Beberapa Kata Kiasan dalam Talak
Pertama, yang ada nashnya, misalnya “kembalilah kepada keluargamu”, “Tidak ada jalan bagiku menuju dirimu”, “Kamu haram bagiku”, “Pergilah dan jika mau menikahlah”, “tutuplah rambutmu”, atau “Kamu bebas”.
Semua kata kiasan di atas jika disertai dengan niat, maka ada yang menganggap sebagai talak tiga, dan ada pula yang mengembalikan hal itu kepada niat pengucapnya, jika ia tidak meniati dengan jumlah tertentu, maka yang berlaku adalah talak satu, sebagaimana halnya dengan kata kiasan lainnya.
Kedua, tidak ada nashnya. Meskipun kata-kata itu tidak ditetapkan berdasarkan nash, tetapi secara fungsional, kata kiasan tersebut mempunyai kedudukan hukum yang sama.
Ketiga, kata kiasan dengan menggunakan kata-kata yang masih samar, misalnya: keluarlah, pergilah, aku serahkan kamu kepada keluargamu dan kata-kata lainnya yang menunjukkan perpisahan suami istri.

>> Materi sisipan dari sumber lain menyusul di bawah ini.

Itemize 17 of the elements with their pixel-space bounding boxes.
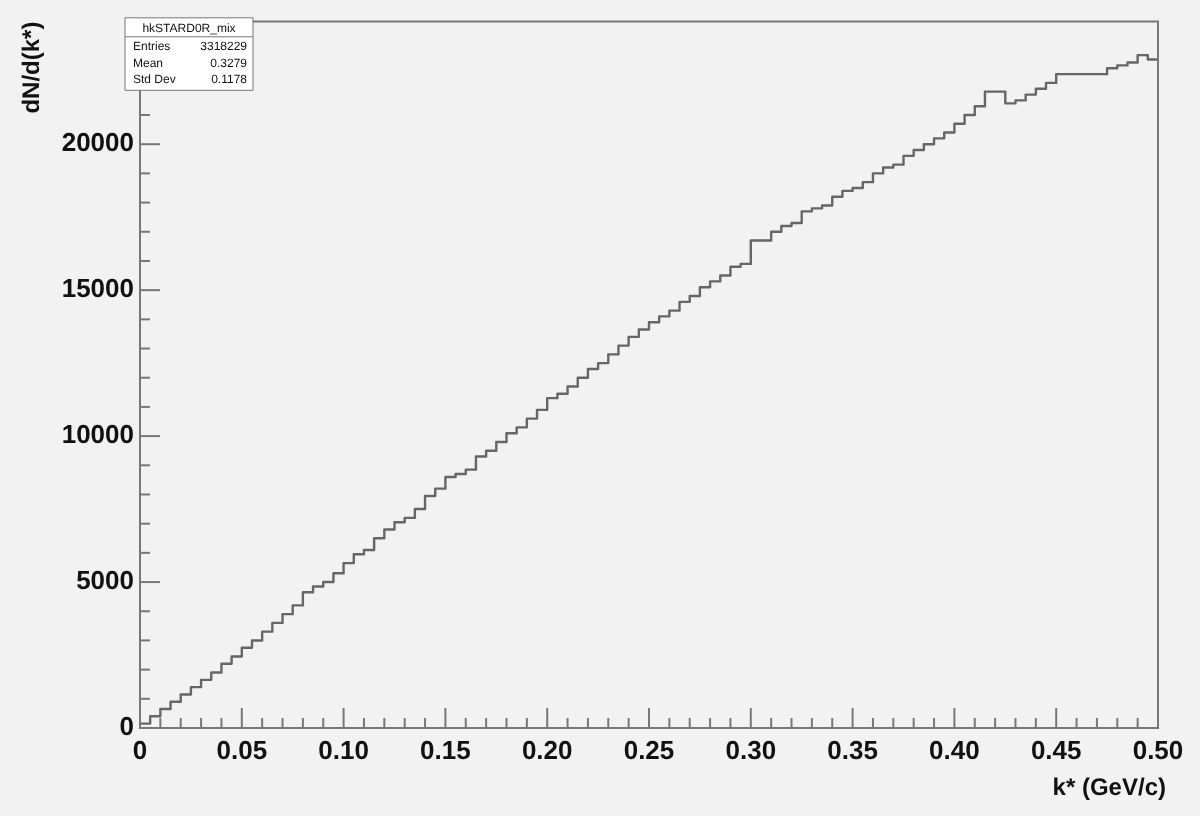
x-tick-label: 0.05 [216,734,268,765]
x-tick-label: 0.35 [827,734,878,765]
x-tick-label: 0.30 [725,734,777,765]
y-tick-label: 5000 [76,565,134,596]
x-tick-label: 0.45 [1030,734,1082,765]
x-tick-label: 0.20 [521,734,573,765]
x-axis-title: k* (GeV/c) [1052,772,1166,801]
y-tick-label: 20000 [61,127,134,158]
x-tick-label: 0.50 [1132,734,1184,765]
x-tick-label: 0.10 [318,734,369,765]
y-tick-label: 10000 [61,419,134,450]
x-tick-label: 0.15 [420,734,471,765]
x-tick-label: 0.25 [623,734,675,765]
y-axis-title: dN/d(k*) [16,21,45,114]
y-tick-label: 0 [119,711,134,742]
x-tick-label: 0.40 [929,734,980,765]
y-tick-label: 15000 [61,273,134,304]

Jika seorang suami mengucapkan kata-kata tersebut dan disertai niat talak tiga, maka telah jatuh talak tiga. Demikian juga jika diniati talak dua, maka jatuh talak dua, atau satu, maka jatuh talak satu. Demikianlah pendapat Imam Syafi’i dan Ahmad. Sedangkan Abu Hanifah berkata, “Jika diniati dengan talak dua, maka yang berlaku adalah talak satu.”
Hukum Niat dalam Talak Sharih
Talak sharih tidak memerlukan adanya niat, bahkan talak tersebut dianggap sah meskipun tanpa niat. Dan tidak ada perbedaan pendapat dalam hal ini. Karena perkataan yang jelas dan lugas tidak memerlukan niat lagi, sebagaimana halnya dengan jual beli, baik dimaksudkan untuk bercanda maupun serius. Hal itu berdasarkan sabda Rasulullah saw,
“Ada tiga perkara, seriusnya dianggap serius dan kelakarnya pun dianggap serius, yaitu: nikah, talak, dan rujuk.” (HR. Ahmad, Abu Dawud, Ibnu Majah dan Tirmidzi).
Jika ada orang non-Arab mengatakan kepada istrinya, “Anti Thaliq” sedang ia tidak memahami arti kalimat tersebut, maka tidak ada talak di antara mereka, karena suaminya itu tidak bermaksud menjatuhkan talak, sehingga talak tersebut tidak berlaku, sebagaimana talak orang yang berada dalam paksaan.
Beberapa Permasalahan Mengenai Talak
Jika ada orang ditanya, “Apakah Anda sudah beristri?” Lalu ia menjawab, “Tidak, belum.” Yang dengan itu ia berbohong, maka tidak berarti bahwa ia telah menceraikan istrinya. Tetapi jika ia mengatakan, “Aku telah menceraikannya,” meskipun diniati berbohong, maka telah jatuh talak karenanya.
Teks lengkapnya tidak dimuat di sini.